All'università bisogna spendere più in borse di studio per le famiglie disagiate, ma anche spendere meglio, aprendo davvero all'esterno i concorsi, troppo spesso vinti non per meriti didattici o di ricerca, ma per vincoli baronali. Se ne occupano con imbarazzante frequenza le procure della Repubblica; e chi rifiuta la gara truccata se ne va.

Ecco la vera battaglia di sinistra oggi: la difesa dei giovani dallo strapotere politico, economico, sociale, culturale, patrimoniale, dei vecchi, che ingessa la società.

Lo spauracchio dell'immigrazione cela l'emigrazione qualificata e la piaga del lavoro nero; di questo soffrono soprattutto gli immigrati, che non possono ribellarsi a condizioni subumane senza trovarsi espulsi. Davanti al ricatto devono rigare dritto, in fondo alla scala sociale come sono; quasi al pari dei detenuti, ammassati in carceri concepite per punire i detenuti, non per recuperarli col lavoro.

Dell'evasione fiscale ha qui scritto da poco Alessandro Penati; gli strumenti per ridurla ai minimi termini ci sono, non la forza di usarli. Nell'ambito della promessa, e necessaria, riforma fiscale organica, lo faccia la sinistra, parlando chiaro ai cittadini.

L’elefante nella stanza

Resta l'elefante nella stanza. Come affrontare le difficoltà di una società fondata sullo sviluppo indefinito, in un mondo di risorse finite, e minacciate? Al di là dei discorsi, spesso superficiali, su consumo consapevole ed energie alternative, la sinistra non sa come farlo davvero; la destra risolve il problema definendolo un'invenzione della sinistra.

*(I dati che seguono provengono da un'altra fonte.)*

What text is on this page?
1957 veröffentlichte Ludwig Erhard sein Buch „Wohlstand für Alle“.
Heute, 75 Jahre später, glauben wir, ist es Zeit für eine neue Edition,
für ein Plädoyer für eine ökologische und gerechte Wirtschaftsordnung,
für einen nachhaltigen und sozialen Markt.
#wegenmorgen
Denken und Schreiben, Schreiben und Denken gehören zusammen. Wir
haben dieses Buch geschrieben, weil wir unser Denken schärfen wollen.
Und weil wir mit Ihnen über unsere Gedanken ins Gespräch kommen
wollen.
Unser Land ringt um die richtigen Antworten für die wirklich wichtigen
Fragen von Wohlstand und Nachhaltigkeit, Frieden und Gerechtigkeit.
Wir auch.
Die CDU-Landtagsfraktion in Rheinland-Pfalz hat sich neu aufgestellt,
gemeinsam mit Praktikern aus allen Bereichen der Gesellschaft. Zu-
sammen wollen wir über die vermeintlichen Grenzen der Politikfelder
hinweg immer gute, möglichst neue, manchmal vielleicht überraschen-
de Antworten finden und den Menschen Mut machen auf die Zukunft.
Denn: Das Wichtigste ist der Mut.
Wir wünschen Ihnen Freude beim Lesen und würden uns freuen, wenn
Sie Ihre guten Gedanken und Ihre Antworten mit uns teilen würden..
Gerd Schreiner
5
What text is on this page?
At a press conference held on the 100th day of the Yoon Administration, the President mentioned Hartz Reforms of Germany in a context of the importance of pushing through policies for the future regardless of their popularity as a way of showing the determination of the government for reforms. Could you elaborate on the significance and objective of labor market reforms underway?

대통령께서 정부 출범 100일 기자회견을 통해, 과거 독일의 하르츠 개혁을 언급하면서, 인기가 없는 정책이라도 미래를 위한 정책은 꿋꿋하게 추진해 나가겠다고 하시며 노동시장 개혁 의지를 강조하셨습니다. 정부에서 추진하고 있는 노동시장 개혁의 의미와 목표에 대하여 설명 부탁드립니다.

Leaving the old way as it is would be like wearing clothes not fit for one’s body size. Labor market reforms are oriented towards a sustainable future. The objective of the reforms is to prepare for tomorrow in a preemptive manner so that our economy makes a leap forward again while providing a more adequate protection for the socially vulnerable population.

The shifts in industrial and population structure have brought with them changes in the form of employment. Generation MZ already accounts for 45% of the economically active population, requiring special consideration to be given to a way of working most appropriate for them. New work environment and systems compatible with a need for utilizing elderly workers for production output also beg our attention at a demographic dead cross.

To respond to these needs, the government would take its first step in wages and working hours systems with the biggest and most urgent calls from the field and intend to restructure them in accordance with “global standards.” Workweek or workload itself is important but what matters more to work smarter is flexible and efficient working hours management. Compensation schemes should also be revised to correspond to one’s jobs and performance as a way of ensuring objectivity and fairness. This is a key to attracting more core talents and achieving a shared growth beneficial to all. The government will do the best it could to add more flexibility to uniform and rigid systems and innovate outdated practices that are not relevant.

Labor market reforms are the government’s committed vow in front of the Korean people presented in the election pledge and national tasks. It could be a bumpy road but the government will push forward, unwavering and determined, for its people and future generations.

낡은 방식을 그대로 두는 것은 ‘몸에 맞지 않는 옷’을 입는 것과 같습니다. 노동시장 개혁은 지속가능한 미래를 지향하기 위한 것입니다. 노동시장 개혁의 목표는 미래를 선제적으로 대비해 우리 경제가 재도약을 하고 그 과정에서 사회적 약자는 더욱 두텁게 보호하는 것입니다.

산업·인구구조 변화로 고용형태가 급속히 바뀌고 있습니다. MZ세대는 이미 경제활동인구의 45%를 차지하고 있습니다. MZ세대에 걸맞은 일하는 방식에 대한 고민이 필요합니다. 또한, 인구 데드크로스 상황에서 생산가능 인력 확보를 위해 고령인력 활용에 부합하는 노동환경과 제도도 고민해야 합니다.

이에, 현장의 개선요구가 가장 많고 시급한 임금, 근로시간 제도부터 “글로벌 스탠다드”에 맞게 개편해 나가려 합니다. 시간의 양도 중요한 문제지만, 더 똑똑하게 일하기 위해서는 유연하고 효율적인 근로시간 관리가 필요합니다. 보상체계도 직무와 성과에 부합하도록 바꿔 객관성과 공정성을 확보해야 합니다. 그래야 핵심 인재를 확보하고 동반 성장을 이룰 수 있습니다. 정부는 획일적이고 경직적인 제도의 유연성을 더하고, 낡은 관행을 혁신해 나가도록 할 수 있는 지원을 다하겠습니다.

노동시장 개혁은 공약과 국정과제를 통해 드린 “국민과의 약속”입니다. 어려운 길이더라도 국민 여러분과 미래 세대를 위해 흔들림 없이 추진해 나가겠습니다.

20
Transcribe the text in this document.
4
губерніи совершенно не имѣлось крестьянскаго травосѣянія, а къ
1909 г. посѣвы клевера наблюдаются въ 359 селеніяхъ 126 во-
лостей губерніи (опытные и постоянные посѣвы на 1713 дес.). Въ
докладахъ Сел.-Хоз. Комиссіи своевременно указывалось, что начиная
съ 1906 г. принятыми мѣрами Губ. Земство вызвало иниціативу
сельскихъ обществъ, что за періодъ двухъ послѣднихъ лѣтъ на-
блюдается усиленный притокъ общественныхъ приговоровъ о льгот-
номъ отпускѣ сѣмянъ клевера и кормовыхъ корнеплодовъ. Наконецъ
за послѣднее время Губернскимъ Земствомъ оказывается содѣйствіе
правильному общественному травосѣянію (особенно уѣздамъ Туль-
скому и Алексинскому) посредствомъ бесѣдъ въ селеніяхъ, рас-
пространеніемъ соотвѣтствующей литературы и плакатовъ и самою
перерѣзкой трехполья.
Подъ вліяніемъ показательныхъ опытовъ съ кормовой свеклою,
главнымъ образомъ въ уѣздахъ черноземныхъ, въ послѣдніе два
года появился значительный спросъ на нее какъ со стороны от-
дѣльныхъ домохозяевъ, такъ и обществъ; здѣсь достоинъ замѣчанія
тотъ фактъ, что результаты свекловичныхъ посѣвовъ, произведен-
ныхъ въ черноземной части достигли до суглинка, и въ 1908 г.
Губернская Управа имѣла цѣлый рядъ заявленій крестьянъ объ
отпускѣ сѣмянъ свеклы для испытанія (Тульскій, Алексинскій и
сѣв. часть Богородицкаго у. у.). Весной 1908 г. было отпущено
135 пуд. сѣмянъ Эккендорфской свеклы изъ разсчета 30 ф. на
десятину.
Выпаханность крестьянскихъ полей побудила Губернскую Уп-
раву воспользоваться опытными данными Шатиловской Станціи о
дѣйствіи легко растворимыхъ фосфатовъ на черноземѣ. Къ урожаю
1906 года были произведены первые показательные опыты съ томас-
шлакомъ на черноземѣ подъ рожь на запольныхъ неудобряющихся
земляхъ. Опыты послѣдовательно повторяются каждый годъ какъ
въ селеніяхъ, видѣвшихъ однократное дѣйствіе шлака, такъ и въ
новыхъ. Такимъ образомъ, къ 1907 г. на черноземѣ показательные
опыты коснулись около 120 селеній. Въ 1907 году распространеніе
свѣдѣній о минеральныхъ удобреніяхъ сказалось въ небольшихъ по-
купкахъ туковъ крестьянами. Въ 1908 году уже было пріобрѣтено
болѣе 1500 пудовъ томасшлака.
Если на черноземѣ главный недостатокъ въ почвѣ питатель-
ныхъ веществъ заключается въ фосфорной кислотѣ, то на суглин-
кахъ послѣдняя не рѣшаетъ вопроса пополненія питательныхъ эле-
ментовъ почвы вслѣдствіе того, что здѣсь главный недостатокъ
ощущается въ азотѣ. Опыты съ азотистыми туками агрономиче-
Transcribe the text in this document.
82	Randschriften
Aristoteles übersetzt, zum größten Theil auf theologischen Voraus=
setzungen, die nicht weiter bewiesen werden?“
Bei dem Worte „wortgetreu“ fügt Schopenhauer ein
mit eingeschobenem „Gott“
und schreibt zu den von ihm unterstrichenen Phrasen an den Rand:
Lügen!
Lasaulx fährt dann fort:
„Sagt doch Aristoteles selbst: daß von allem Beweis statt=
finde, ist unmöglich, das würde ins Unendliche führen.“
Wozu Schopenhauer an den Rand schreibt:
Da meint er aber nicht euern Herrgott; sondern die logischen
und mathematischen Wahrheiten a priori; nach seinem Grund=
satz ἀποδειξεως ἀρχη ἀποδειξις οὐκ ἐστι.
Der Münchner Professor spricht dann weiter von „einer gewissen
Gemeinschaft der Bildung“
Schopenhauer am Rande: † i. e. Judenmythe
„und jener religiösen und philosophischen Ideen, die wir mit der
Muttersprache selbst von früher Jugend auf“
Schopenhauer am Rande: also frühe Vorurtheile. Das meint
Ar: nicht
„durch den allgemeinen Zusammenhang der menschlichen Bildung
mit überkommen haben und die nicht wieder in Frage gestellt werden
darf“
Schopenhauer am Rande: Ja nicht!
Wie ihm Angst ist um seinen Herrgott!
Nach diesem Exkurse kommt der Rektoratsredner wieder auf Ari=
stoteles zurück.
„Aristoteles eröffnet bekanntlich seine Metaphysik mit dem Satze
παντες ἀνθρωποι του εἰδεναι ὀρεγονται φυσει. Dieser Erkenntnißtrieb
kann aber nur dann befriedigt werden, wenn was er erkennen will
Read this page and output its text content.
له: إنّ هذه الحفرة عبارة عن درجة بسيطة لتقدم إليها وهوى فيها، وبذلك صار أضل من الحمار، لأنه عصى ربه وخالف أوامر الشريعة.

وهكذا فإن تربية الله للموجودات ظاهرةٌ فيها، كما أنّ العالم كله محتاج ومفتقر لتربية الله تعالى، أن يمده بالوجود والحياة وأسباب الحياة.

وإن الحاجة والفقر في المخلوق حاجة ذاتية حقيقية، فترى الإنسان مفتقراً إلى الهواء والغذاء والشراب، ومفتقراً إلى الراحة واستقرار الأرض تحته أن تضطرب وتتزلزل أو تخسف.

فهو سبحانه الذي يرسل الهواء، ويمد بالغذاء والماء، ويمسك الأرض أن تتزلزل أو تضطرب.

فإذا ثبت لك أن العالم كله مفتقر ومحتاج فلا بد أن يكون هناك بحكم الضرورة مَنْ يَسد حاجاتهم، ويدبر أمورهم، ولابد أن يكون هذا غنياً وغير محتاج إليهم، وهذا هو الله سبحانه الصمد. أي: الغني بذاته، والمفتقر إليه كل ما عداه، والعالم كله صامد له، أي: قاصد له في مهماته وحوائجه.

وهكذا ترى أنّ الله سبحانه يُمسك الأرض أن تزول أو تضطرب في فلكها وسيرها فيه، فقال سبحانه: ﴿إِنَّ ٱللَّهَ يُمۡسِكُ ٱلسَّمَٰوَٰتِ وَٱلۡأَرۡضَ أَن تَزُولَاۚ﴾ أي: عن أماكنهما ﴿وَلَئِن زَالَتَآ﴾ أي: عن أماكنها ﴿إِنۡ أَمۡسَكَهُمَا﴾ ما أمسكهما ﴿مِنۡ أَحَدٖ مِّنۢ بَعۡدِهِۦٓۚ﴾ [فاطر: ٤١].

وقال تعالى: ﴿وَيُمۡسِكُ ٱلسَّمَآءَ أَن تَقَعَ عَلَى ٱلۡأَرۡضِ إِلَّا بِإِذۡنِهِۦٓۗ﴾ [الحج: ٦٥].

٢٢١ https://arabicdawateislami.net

Il peso delle rendite da oligopolio, pubbliche e private, rimanda alla stranota necessità di una radicale revisione della macchina pubblica, che danneggia soprattutto il Mezzogiorno; l'estrema debolezza dello Stato, sia nella regolazione - dove chi vigila è “catturato” dai soggetti su cui dovrebbe vigilare - sia nei controlli (sempre formali, spesso fantasmatici) deve indurre a grande prudenza verso ruoli più intrusivi dello Stato nell'economia. Il tema meriterebbe però altre riflessioni.